When the likes of yourself feel they must leave the party it saddens me greatly, but I don’t think there is any other option. I live in fear for this country as we now gallop towards a no-deal Brexit and catastrophe for all, especially those on low pay or benefits, once again, the poorest in society, taking the greatest hit.
Thank you for your honesty, even if it makes you unpopular with party members. The truth often hurts.
Thelma Clarke
READ IN FULL – ALASTAIR CAMPBELL: Why I no longer want to be readmitted to Labour
Dear Alastair,
This is a note of support following your announcement. I see the venom deployed on Twitter and can only imagine this becomes wearing after a while.
It’s a brave and in my opinion an entirely right decision. I’m sure you realise you have many admirers who respect and appreciate all you do for the causes you advocate – we’re perhaps just a little less shrill than ‘the mob’.

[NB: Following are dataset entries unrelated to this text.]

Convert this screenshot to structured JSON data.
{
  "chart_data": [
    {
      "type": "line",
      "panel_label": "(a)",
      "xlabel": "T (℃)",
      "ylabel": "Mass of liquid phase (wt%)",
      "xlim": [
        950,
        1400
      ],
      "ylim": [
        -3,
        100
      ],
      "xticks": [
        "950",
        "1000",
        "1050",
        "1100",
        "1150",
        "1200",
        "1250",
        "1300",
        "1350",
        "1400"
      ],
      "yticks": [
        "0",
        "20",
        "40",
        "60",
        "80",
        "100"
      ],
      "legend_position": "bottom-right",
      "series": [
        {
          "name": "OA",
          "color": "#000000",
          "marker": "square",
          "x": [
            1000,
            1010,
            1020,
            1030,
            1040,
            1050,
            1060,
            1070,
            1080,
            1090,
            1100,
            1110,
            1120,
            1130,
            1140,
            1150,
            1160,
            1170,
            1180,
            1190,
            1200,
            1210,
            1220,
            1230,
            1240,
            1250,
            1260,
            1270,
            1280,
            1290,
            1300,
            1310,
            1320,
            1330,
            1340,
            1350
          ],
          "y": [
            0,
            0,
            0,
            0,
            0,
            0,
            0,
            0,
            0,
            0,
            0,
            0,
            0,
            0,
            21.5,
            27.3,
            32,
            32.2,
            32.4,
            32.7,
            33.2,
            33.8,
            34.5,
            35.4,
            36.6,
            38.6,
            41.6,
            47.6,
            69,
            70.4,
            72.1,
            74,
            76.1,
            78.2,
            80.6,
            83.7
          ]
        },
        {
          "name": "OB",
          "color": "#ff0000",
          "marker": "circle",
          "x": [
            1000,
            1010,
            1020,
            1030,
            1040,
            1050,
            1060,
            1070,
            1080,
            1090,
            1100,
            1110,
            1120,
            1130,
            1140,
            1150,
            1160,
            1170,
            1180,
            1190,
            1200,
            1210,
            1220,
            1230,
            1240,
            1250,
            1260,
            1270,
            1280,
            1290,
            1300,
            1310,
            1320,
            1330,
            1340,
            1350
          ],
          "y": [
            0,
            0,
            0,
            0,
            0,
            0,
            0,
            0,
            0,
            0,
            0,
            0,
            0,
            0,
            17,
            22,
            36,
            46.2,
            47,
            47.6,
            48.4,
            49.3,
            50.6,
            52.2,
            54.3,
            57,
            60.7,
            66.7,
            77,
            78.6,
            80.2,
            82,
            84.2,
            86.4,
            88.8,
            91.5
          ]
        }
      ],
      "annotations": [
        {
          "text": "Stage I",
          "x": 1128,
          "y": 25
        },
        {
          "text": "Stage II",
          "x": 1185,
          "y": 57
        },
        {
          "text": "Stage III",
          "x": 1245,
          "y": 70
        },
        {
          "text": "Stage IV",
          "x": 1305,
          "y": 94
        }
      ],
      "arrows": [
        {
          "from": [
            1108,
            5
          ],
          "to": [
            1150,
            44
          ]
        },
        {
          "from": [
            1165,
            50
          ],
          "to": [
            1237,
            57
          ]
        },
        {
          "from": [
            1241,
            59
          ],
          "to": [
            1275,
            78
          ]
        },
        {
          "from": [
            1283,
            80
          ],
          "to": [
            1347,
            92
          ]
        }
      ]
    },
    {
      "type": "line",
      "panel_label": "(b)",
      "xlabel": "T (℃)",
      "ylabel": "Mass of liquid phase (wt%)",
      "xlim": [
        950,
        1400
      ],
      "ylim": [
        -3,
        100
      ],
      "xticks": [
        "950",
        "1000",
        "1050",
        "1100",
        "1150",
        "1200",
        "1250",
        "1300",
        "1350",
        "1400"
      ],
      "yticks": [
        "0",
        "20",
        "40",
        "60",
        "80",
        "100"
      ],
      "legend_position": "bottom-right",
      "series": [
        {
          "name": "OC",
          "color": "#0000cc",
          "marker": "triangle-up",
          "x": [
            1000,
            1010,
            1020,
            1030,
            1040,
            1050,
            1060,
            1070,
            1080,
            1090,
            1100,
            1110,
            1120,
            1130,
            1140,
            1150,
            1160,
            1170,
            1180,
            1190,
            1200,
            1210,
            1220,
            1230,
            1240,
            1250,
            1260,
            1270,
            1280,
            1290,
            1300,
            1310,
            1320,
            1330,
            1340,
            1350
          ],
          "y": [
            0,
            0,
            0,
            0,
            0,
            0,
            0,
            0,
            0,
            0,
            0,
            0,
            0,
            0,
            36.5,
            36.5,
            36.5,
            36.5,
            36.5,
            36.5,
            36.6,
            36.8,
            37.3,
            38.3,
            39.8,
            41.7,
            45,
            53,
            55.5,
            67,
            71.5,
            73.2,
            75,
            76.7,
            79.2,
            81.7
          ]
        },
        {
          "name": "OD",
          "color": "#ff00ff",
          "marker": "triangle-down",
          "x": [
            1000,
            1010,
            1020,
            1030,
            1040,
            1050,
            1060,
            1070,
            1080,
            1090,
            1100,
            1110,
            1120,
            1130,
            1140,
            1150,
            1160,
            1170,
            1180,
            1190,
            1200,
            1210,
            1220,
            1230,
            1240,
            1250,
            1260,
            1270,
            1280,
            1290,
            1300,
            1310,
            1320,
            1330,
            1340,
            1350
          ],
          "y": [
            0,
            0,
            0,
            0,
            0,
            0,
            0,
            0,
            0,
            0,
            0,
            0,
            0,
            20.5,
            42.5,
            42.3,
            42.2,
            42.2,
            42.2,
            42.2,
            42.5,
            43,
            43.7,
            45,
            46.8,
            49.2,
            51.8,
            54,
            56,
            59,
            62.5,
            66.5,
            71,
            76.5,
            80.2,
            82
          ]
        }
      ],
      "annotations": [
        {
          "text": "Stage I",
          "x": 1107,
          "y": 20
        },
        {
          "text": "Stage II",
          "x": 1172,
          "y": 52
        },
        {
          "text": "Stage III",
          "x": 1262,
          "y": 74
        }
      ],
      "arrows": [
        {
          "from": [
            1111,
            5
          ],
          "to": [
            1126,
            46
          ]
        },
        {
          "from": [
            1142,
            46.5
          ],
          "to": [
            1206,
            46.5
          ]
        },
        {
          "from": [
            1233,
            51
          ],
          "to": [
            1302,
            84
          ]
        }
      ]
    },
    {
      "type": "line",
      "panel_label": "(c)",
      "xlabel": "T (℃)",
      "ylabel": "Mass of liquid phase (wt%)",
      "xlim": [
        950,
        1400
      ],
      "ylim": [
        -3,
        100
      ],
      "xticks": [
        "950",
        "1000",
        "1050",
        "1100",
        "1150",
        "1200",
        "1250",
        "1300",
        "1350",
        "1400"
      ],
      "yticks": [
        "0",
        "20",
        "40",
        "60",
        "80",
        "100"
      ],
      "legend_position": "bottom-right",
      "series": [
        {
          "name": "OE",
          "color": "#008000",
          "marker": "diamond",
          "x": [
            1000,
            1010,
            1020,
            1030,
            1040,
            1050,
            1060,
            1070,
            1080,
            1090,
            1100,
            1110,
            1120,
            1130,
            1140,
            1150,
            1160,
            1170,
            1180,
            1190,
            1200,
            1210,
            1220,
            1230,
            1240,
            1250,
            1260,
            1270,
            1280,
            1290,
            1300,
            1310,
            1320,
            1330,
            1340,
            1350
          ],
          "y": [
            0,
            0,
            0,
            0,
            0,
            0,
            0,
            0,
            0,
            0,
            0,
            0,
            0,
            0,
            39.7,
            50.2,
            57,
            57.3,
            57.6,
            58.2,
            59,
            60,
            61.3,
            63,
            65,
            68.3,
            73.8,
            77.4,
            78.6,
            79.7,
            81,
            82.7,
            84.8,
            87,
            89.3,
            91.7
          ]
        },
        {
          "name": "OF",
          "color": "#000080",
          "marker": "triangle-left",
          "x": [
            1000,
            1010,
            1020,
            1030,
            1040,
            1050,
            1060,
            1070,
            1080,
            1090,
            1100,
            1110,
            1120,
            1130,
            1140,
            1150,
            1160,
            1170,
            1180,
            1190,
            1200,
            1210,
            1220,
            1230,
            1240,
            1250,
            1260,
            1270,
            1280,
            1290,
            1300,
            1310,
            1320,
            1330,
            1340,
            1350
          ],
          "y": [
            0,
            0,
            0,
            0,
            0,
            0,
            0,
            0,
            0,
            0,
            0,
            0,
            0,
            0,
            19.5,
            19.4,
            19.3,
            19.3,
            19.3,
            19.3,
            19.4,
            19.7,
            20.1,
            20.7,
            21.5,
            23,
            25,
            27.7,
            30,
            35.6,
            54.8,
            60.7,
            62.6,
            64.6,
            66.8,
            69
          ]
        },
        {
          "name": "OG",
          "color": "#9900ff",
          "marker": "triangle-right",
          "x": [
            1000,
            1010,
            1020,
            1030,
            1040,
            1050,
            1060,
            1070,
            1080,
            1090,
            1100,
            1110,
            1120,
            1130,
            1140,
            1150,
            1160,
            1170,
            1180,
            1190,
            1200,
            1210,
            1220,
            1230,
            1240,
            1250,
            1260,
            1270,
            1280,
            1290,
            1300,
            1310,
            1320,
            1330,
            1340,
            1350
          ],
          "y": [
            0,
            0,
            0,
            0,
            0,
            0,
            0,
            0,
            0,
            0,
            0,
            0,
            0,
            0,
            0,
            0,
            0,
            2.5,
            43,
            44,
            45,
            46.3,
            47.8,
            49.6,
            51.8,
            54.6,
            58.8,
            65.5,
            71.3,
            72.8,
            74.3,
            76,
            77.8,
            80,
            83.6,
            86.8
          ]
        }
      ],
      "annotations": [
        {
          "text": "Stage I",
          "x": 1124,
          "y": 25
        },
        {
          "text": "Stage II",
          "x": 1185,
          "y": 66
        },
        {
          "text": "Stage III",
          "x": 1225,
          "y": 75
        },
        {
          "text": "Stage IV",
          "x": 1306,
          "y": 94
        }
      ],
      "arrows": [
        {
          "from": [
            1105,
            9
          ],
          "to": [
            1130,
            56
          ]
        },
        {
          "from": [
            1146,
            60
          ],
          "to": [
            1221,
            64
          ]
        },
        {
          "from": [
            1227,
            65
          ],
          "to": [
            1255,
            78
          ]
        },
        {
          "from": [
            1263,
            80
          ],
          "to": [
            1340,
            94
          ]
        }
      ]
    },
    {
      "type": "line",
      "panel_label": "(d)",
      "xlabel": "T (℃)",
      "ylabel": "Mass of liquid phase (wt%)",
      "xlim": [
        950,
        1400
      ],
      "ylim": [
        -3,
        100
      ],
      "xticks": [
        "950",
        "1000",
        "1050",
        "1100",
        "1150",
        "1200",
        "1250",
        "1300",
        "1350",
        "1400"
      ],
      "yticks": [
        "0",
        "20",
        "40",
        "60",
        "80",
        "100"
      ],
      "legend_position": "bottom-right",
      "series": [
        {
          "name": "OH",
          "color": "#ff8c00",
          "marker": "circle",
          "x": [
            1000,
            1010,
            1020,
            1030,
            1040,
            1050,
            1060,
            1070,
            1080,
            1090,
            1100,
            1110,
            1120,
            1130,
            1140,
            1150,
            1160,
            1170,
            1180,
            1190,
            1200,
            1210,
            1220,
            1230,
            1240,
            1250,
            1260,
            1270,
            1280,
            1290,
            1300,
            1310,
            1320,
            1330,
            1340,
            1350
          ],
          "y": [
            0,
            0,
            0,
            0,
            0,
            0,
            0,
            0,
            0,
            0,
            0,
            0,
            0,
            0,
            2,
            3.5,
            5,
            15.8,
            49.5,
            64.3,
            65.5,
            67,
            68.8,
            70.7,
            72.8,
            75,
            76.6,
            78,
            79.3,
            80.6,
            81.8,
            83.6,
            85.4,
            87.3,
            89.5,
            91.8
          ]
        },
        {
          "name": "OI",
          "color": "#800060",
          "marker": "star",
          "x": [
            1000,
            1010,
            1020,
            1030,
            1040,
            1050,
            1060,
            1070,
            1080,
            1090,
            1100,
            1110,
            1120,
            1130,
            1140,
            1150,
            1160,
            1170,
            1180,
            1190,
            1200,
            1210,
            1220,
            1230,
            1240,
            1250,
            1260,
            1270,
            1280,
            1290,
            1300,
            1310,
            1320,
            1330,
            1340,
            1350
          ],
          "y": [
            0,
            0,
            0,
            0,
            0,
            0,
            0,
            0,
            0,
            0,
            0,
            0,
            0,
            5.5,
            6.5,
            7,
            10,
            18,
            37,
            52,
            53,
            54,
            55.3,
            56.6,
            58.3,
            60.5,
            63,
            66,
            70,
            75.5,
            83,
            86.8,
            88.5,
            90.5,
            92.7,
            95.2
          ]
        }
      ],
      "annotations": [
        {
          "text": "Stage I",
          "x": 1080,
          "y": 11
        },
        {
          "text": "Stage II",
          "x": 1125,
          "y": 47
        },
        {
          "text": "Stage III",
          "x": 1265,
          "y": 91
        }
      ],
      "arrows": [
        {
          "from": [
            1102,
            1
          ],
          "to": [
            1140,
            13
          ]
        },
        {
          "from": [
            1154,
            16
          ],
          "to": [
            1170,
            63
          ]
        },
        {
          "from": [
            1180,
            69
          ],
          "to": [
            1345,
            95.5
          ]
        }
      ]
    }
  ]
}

As a former Labour member too, I hope the party recovers its former good sense soon!
Keith Moran
Dear Alastair,
I applaud what you’ve done, resigning and speaking out. My views match yours, and I feel utterly disenfranchised as a result. I can’t resign from the party, as I’ve already done so over Iraq (may you be forgiven!), but this time we’re as one. Keep chipping away.
Lesley Snow
Alastair, what a tour de force of excoriation of your ex-party’s leader and his lack of leadership. I read it out loud to my wife. We were both in tears. I cannot fault one word. You sum up where we are. I took it as a rallying cry. We must #unitetoremain or our country is gone!
David Bingham
It seems very clear that Corbyn is in favour of Brexit too, most likely to save himself from having to pay more taxes once the new EU law is up and running. It can’t possibly be because he favours British workers being without any protection, which thanks to the EU they have been. So why shouldn’t the Lib Dems become the new main party?
Dagmar Gross
Oh my goodness. What a breathtakingly brilliant letter. Yes, it was long, but yes, every word is a true and accurate representation of Corbyn’s slow, steady destruction of the Labour Party. Utterly brilliant.
Ken Russell
That is a brilliant piece by Campbell, and it is an absolute tragedy that thanks to Corbyn and his chums, we have had virtually no useful opposition in the last three years. A decent Labour leader could have blown the hard right core of ERG headbangers out of the water – but Corbyn has missed open goal after open goal, and we are all suffering as a result.
Liz Henderson
READ IN FULL – ALASTAIR CAMPBELL: Why I no longer want to be readmitted to Labour
A very well written letter that perfectly summaries exactly how I – a lifelong Labour activist and voter, now feels. Resign now Mr Corbyn and give the Labour Party the opportunity to oppose and shine again.